Draft a Quality Workhorse RB#1
Following this strategy, you’ll need your RB#1 to be consistent. You’ll overpay for Arian Foster or Adrian Peterson, so aim for a second-tier performer like Steven Jackson or a Michael Turner. The money saved here will go taking chances on two RBs with upside for your RB#2 slot.

Aim for Upside at RB#2
Here’s the point: You’re drafting two RB#2s, hoping that one breaks out. Instead of busting big bucks for your RB#2 and considerably less for RB#3, add the money together and split it between two players. You’ll be spending maybe 20 percent of your salary cap here. This might net you a Mark Ingram and a Tim Hightower. If one breaks out, you’ll win more weeks than if you lose, and if both break out, you have trade bait. Take a high-quality backup for your last spot.

Snag a Proven WR#1
You’ll need a rock-solid WR#1. WR is one of the most volatile positions, so consider stability in offensive scheme and quality QB play here when evaluating players—the WR’s talent can only take him so far. Hakeem Nicks might be a good choice—he’s got the talent and cast to put up top-five numbers but won’t cost as much as an Andre Johnson or a Roddy White, both of whom will command a premium on name alone.
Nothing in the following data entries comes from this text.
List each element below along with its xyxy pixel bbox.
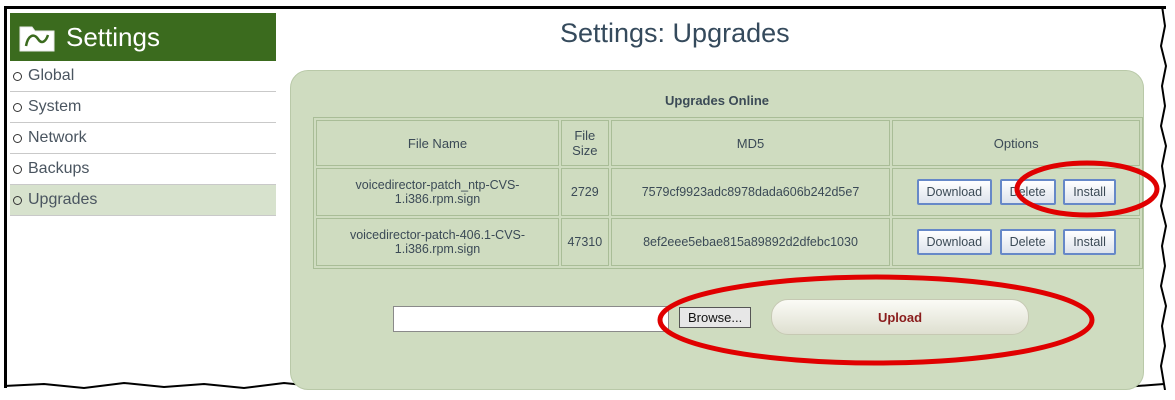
table-row: voicedirector-patch-406.1-CVS-1.i386.rpm… <box>316 218 1140 266</box>
upload-file-field[interactable] <box>393 306 669 332</box>
sidebar-title: Settings <box>66 21 160 52</box>
options-cell: Download Delete Install <box>892 218 1140 266</box>
file-name-cell: voicedirector-patch-406.1-CVS-1.i386.rpm… <box>316 218 559 266</box>
sidebar-item-global[interactable]: Global <box>10 61 276 92</box>
settings-folder-icon <box>19 26 55 52</box>
file-size-cell: 47310 <box>561 218 609 266</box>
circle-bullet-icon <box>13 133 22 143</box>
delete-button[interactable]: Delete <box>999 229 1056 255</box>
column-header-md5: MD5 <box>610 120 891 166</box>
file-size-cell: 2729 <box>561 168 609 216</box>
sidebar-item-backups[interactable]: Backups <box>10 154 276 185</box>
settings-sidebar: Settings Global System Network Backups U… <box>10 13 276 216</box>
sidebar-item-upgrades[interactable]: Upgrades <box>10 185 276 216</box>
column-header-file-size: File Size <box>561 120 609 166</box>
sidebar-item-label: Backups <box>28 160 90 177</box>
column-header-file-name: File Name <box>316 120 559 166</box>
md5-cell: 8ef2eee5ebae815a89892d2dfebc1030 <box>610 218 891 266</box>
sidebar-item-label: System <box>28 98 82 115</box>
sidebar-item-system[interactable]: System <box>10 92 276 123</box>
upgrades-table-caption: Upgrades Online <box>664 93 770 108</box>
upload-highlight-ellipse <box>657 274 1095 366</box>
sidebar-item-label: Network <box>28 129 87 146</box>
md5-cell: 7579cf9923adc8978dada606b242d5e7 <box>610 168 891 216</box>
page-title: Settings: Upgrades <box>560 18 790 48</box>
sidebar-item-label: Upgrades <box>28 191 98 208</box>
download-button[interactable]: Download <box>916 179 993 205</box>
circle-bullet-icon <box>13 195 22 205</box>
file-name-cell: voicedirector-patch_ntp-CVS-1.i386.rpm.s… <box>316 168 559 216</box>
install-highlight-ellipse <box>1014 160 1160 218</box>
circle-bullet-icon <box>13 71 22 81</box>
circle-bullet-icon <box>13 102 22 112</box>
download-button[interactable]: Download <box>916 229 993 255</box>
circle-bullet-icon <box>13 164 22 174</box>
install-button[interactable]: Install <box>1063 229 1116 255</box>
sidebar-item-label: Global <box>28 67 75 84</box>
sidebar-header: Settings <box>10 13 276 61</box>
sidebar-item-network[interactable]: Network <box>10 123 276 154</box>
Go for Emerging Stars at WR#2
Allot a fair amount of your budget for another quality WR, aiming for upside at WR#2. Tampa Bay Mike Williams or Jeremy Maclin (injury concerns can make for a bargain) might be a good call here. Both offer value as either could put up top-12 numbers, but will come at a WR#15-20 price.

Emphasize Consistency for Your WR#3
You don’t need big numbers from a WR#3, just regular points at a discount price. Think high-floor, low ceiling. This translates into a NFL WR#1 from an offense with question marks. In 2010, Santana Moss fit this description, and churned out enough points on a regular basis to support a championship team while coming at a low price. Moss is once again a candidate for this spot, while other candidates would be Mike Thomas and Steve Johnson. For your fourth and fifth slots, don’t spend much money and aim for deep, deep sleepers. Jerome Simpson and Denarius Moore might fill the bill here.
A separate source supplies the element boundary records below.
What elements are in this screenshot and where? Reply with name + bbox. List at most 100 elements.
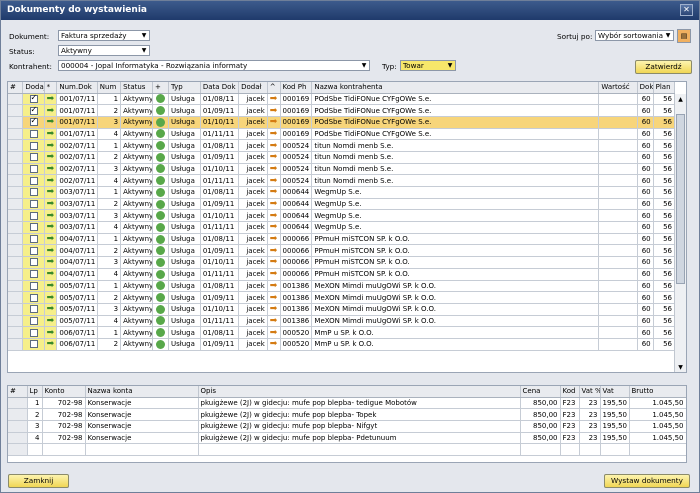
table-row[interactable]: ➡ 005/07/11 1 Aktywny Usługa 01/08/11 jacek ➡ 00…: [8, 280, 676, 293]
link-arrow-icon[interactable]: ➡: [44, 268, 58, 281]
link-arrow-icon[interactable]: ➡: [44, 139, 58, 152]
row-header[interactable]: [8, 408, 28, 421]
link-arrow-icon[interactable]: ➡: [44, 315, 58, 328]
add-checkbox-cell[interactable]: [22, 93, 45, 106]
partner-link-icon[interactable]: ➡: [267, 233, 281, 246]
table-row[interactable]: ➡ 003/07/11 4 Aktywny Usługa 01/11/11 jacek ➡ 00…: [8, 221, 676, 234]
row-header[interactable]: [8, 209, 24, 223]
zatwierdz-button[interactable]: Zatwierdź: [635, 60, 692, 74]
grid-col-header[interactable]: Kod Ph: [280, 82, 313, 94]
add-checkbox[interactable]: [29, 235, 38, 244]
partner-link-icon[interactable]: ➡: [267, 163, 281, 176]
row-header[interactable]: [8, 198, 24, 211]
add-checkbox-cell[interactable]: [22, 209, 45, 223]
row-header[interactable]: [8, 256, 24, 269]
table-row[interactable]: ➡ 005/07/11 2 Aktywny Usługa 01/09/11 jacek ➡ 00…: [8, 291, 676, 304]
link-arrow-icon[interactable]: ➡: [44, 186, 58, 199]
lines-col-header[interactable]: Cena: [520, 386, 561, 398]
status-select[interactable]: Aktywny ▼: [58, 45, 150, 56]
partner-link-icon[interactable]: ➡: [267, 186, 281, 199]
row-header[interactable]: [8, 244, 24, 258]
grid-col-header[interactable]: Num: [97, 82, 122, 94]
add-checkbox-cell[interactable]: [22, 291, 45, 304]
link-arrow-icon[interactable]: ➡: [44, 233, 58, 246]
add-checkbox[interactable]: [29, 141, 38, 150]
grid-col-header[interactable]: Nazwa kontrahenta: [311, 82, 600, 94]
row-header[interactable]: [8, 93, 24, 106]
lines-col-header[interactable]: Kod: [560, 386, 580, 398]
table-row[interactable]: ➡ 004/07/11 2 Aktywny Usługa 01/09/11 jacek ➡ 00…: [8, 244, 676, 258]
row-header[interactable]: [8, 280, 24, 293]
row-header[interactable]: [8, 432, 28, 445]
scroll-up-icon[interactable]: ▲: [676, 95, 685, 104]
table-row[interactable]: ➡001/07/111AktywnyUsługa01/08/11jacek➡00…: [8, 93, 676, 106]
link-arrow-icon[interactable]: ➡: [44, 291, 58, 304]
add-checkbox[interactable]: [29, 316, 38, 325]
add-checkbox-cell[interactable]: [22, 256, 45, 269]
link-arrow-icon[interactable]: ➡: [44, 280, 58, 293]
grid-col-header[interactable]: Data Dok: [200, 82, 240, 94]
table-row[interactable]: 2 702-98 Konserwacje pkuigżewe (2J) w gidec…: [8, 408, 686, 421]
table-row[interactable]: ➡ 004/07/11 3 Aktywny Usługa 01/10/11 jacek ➡ 00…: [8, 256, 676, 269]
row-header[interactable]: [8, 315, 24, 328]
partner-link-icon[interactable]: ➡: [267, 268, 281, 281]
row-header[interactable]: [8, 163, 24, 176]
lines-col-header[interactable]: Vat %: [579, 386, 601, 398]
link-arrow-icon[interactable]: ➡: [44, 104, 58, 117]
partner-link-icon[interactable]: ➡: [267, 151, 281, 164]
link-arrow-icon[interactable]: ➡: [44, 93, 58, 106]
table-row[interactable]: ➡ 002/07/11 4 Aktywny Usługa 01/11/11 jacek ➡ 00…: [8, 174, 676, 187]
kontrahent-select[interactable]: 000004 - Jopal Informatyka - Rozwiązania…: [58, 60, 370, 71]
add-checkbox-cell[interactable]: [22, 303, 45, 316]
add-checkbox-cell[interactable]: [22, 174, 45, 187]
add-checkbox[interactable]: [29, 200, 38, 209]
link-arrow-icon[interactable]: ➡: [44, 244, 58, 258]
grid-col-header[interactable]: Plan: [653, 82, 676, 94]
link-arrow-icon[interactable]: ➡: [44, 163, 58, 176]
add-checkbox-cell[interactable]: [22, 139, 45, 152]
add-checkbox[interactable]: [29, 246, 38, 255]
partner-link-icon[interactable]: ➡: [267, 244, 281, 258]
add-checkbox-cell[interactable]: [22, 151, 45, 164]
partner-link-icon[interactable]: ➡: [267, 338, 281, 351]
add-checkbox[interactable]: [29, 188, 38, 197]
link-arrow-icon[interactable]: ➡: [44, 174, 58, 187]
add-checkbox-cell[interactable]: [22, 128, 45, 141]
add-checkbox-cell[interactable]: [22, 268, 45, 281]
wystaw-dokumenty-button[interactable]: Wystaw dokumenty: [604, 474, 690, 488]
grid-col-header[interactable]: Wartość: [598, 82, 638, 94]
add-checkbox-cell[interactable]: [22, 244, 45, 258]
row-header[interactable]: [8, 291, 24, 304]
close-icon[interactable]: ✕: [680, 4, 693, 16]
partner-link-icon[interactable]: ➡: [267, 221, 281, 234]
grid-col-header[interactable]: Typ: [168, 82, 201, 94]
table-row[interactable]: 1 702-98 Konserwacje pkuigżewe (2J) w gidec…: [8, 397, 686, 410]
partner-link-icon[interactable]: ➡: [267, 280, 281, 293]
add-checkbox-cell[interactable]: [22, 116, 45, 129]
add-checkbox[interactable]: [29, 93, 38, 103]
partner-link-icon[interactable]: ➡: [267, 315, 281, 328]
dokument-select[interactable]: Faktura sprzedaży ▼: [58, 30, 150, 41]
add-checkbox[interactable]: [29, 305, 38, 314]
table-row[interactable]: ➡ 004/07/11 4 Aktywny Usługa 01/11/11 jacek ➡ 00…: [8, 268, 676, 281]
add-checkbox-cell[interactable]: [22, 186, 45, 199]
add-checkbox[interactable]: [29, 116, 38, 127]
add-checkbox[interactable]: [29, 281, 38, 290]
add-checkbox[interactable]: [29, 153, 38, 162]
link-arrow-icon[interactable]: ➡: [44, 256, 58, 269]
row-header[interactable]: [8, 174, 24, 187]
grid-col-header[interactable]: +: [152, 82, 169, 94]
partner-link-icon[interactable]: ➡: [267, 256, 281, 269]
link-arrow-icon[interactable]: ➡: [44, 128, 58, 141]
add-checkbox[interactable]: [29, 270, 38, 279]
link-arrow-icon[interactable]: ➡: [44, 303, 58, 316]
grid-col-header[interactable]: Dodał: [238, 82, 268, 94]
lines-col-header[interactable]: Opis: [198, 386, 521, 398]
partner-link-icon[interactable]: ➡: [267, 93, 281, 106]
table-row[interactable]: ➡ 003/07/11 1 Aktywny Usługa 01/08/11 jacek ➡ 00…: [8, 186, 676, 199]
table-row[interactable]: ➡ 005/07/11 4 Aktywny Usługa 01/11/11 jacek ➡ 00…: [8, 315, 676, 328]
zamknij-button[interactable]: Zamknij: [8, 474, 69, 488]
partner-link-icon[interactable]: ➡: [267, 209, 281, 223]
row-header[interactable]: [8, 303, 24, 316]
table-row[interactable]: ➡001/07/112AktywnyUsługa01/09/11jacek➡00…: [8, 104, 676, 117]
Grab a Second-Tier TE with Upside
Get Greg Olsen or a similar second-tier TE with upside and backstop him with $1 sleeper like Ben Watson. You will overspend on an Antonio Gates or a Witten robbing you of the ability to spend on a sleeper RB. The position is deeper than it has ever been—save the money for another position.

Because You Have To: DST and Kickers
Place a minimum bid on a kicker; throw a few bucks at a top-five defense if possible, otherwise, take a flyer on the 49ers (playing in the NFC Weak) or the Lions.

To recap: Using this strategy, your starting lineup might look like Tom Brady, Steven Jackson, Tim Hightower, Hakeem Nicks, Jeremy Maclin, Santana Moss, Greg Olsen, a damned kicker, and the Niners. Not bad.

Good luck, and let me know how your draft turns out.